One year after President Joe Biden’s executive order on improving the nation’s cybersecurity, federal agencies are making steady progress toward their zero trust security goals, according to a new study commissioned by General Dynamics Information Technology.
Yet agencies also face several challenges and know there is still more work to do, the researchers found.
The study, “Agency Guide to Zero Trust Maturity,” surveyed 300 federal officials from civilian and defense agencies to understand the progress toward the cyber executive order and Office of Management and Budget’s zero trust standards and objectives.
Of the 300 officials, 60% work in a federal civilian agency and 40% in a defense agency.
The executive order requires government agencies to achieve specific zero trust security goals by the end of fiscal year 2024. According to the study:
- 63% of respondents said their agencies will meet these requirements on time or early.
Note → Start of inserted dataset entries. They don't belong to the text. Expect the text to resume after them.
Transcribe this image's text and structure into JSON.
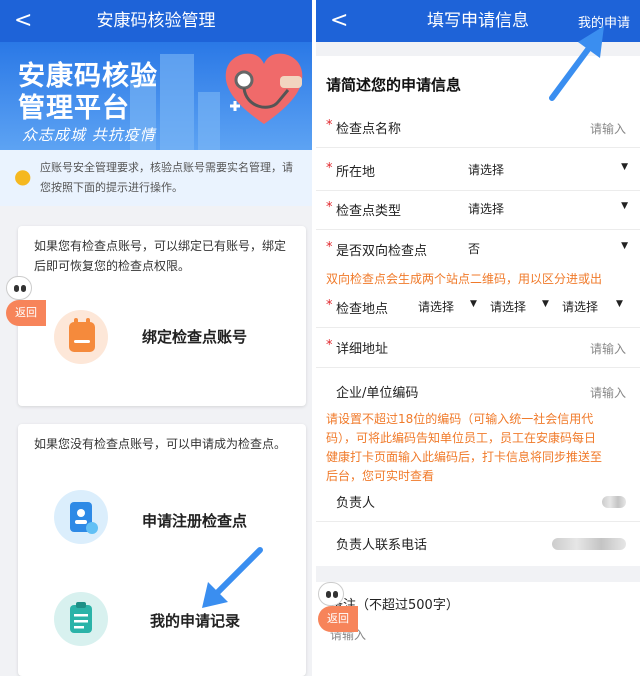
{
  "left": {
    "nav_back": "<",
    "nav_title": "安康码核验管理",
    "banner": {
      "title_line1": "安康码核验",
      "title_line2": "管理平台",
      "slogan": "众志成城 共抗疫情"
    },
    "notice": {
      "line1": "应账号安全管理要求，核验点账号需要实名管理，请",
      "line2": "您按照下面的提示进行操作。"
    },
    "card_bind": {
      "desc_line1": "如果您有检查点账号，可以绑定已有账号，绑定",
      "desc_line2": "后即可恢复您的检查点权限。",
      "action_label": "绑定检查点账号"
    },
    "card_apply": {
      "desc": "如果您没有检查点账号，可以申请成为检查点。",
      "register_label": "申请注册检查点",
      "records_label": "我的申请记录"
    },
    "float_back": "返回"
  },
  "right": {
    "nav_back": "<",
    "nav_title": "填写申请信息",
    "nav_right": "我的申请",
    "form_heading": "请简述您的申请信息",
    "required_mark": "*",
    "fields": {
      "checkpoint_name": {
        "label": "检查点名称",
        "placeholder": "请输入"
      },
      "location": {
        "label": "所在地",
        "value": "请选择"
      },
      "checkpoint_type": {
        "label": "检查点类型",
        "value": "请选择"
      },
      "two_way": {
        "label": "是否双向检查点",
        "value": "否"
      },
      "checkpoint_address": {
        "label": "检查地点",
        "value1": "请选择",
        "value2": "请选择",
        "value3": "请选择"
      },
      "detail_address": {
        "label": "详细地址",
        "placeholder": "请输入"
      },
      "company_code": {
        "label": "企业/单位编码",
        "placeholder": "请输入"
      },
      "person_in_charge": {
        "label": "负责人"
      },
      "contact_phone": {
        "label": "负责人联系电话"
      },
      "remarks": {
        "label": "备注（不超过500字）",
        "placeholder": "请输入"
      }
    },
    "hint_two_way": "双向检查点会生成两个站点二维码，用以区分进或出",
    "hint_code": {
      "line1": "请设置不超过18位的编码（可输入统一社会信用代",
      "line2": "码），可将此编码告知单位员工，员工在安康码每日",
      "line3": "健康打卡页面输入此编码后，打卡信息将同步推送至",
      "line4": "后台，您可实时查看"
    },
    "caret": "▼",
    "float_back": "返回"
  },
  "colors": {
    "nav_blue": "#1e63d8",
    "required_red": "#e0252b",
    "hint_orange": "#f07a2a",
    "fab_orange": "#f7845a",
    "arrow_blue": "#3a8ef0"
  }
}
- 92% are confident in their agency’s ability to defend against cyber threats.
- 76% have a formal zero trust strategy in place, with 52% actively implementing one.
But with such a major undertaking against an ambitious timeline, challenges remain.
- 58% said one of the primary challenges to implementing zero trust architecture is rebuilding or replacing existing legacy infrastructure.
- 50% are having trouble identifying what technologies they need.
- 48% think their agencies lack sufficient IT staff expertise.
“When some agencies still have data on mainframes or legacy systems, it’s a big challenge,” said John Sahlin, GDIT’s cyber solutions director for defense. “Agencies know they can’t bolt on zero trust, so they must decide to rebuild or replace systems. That requires additional spending on top of investing in zero trust. Agencies have to make some hard decisions.”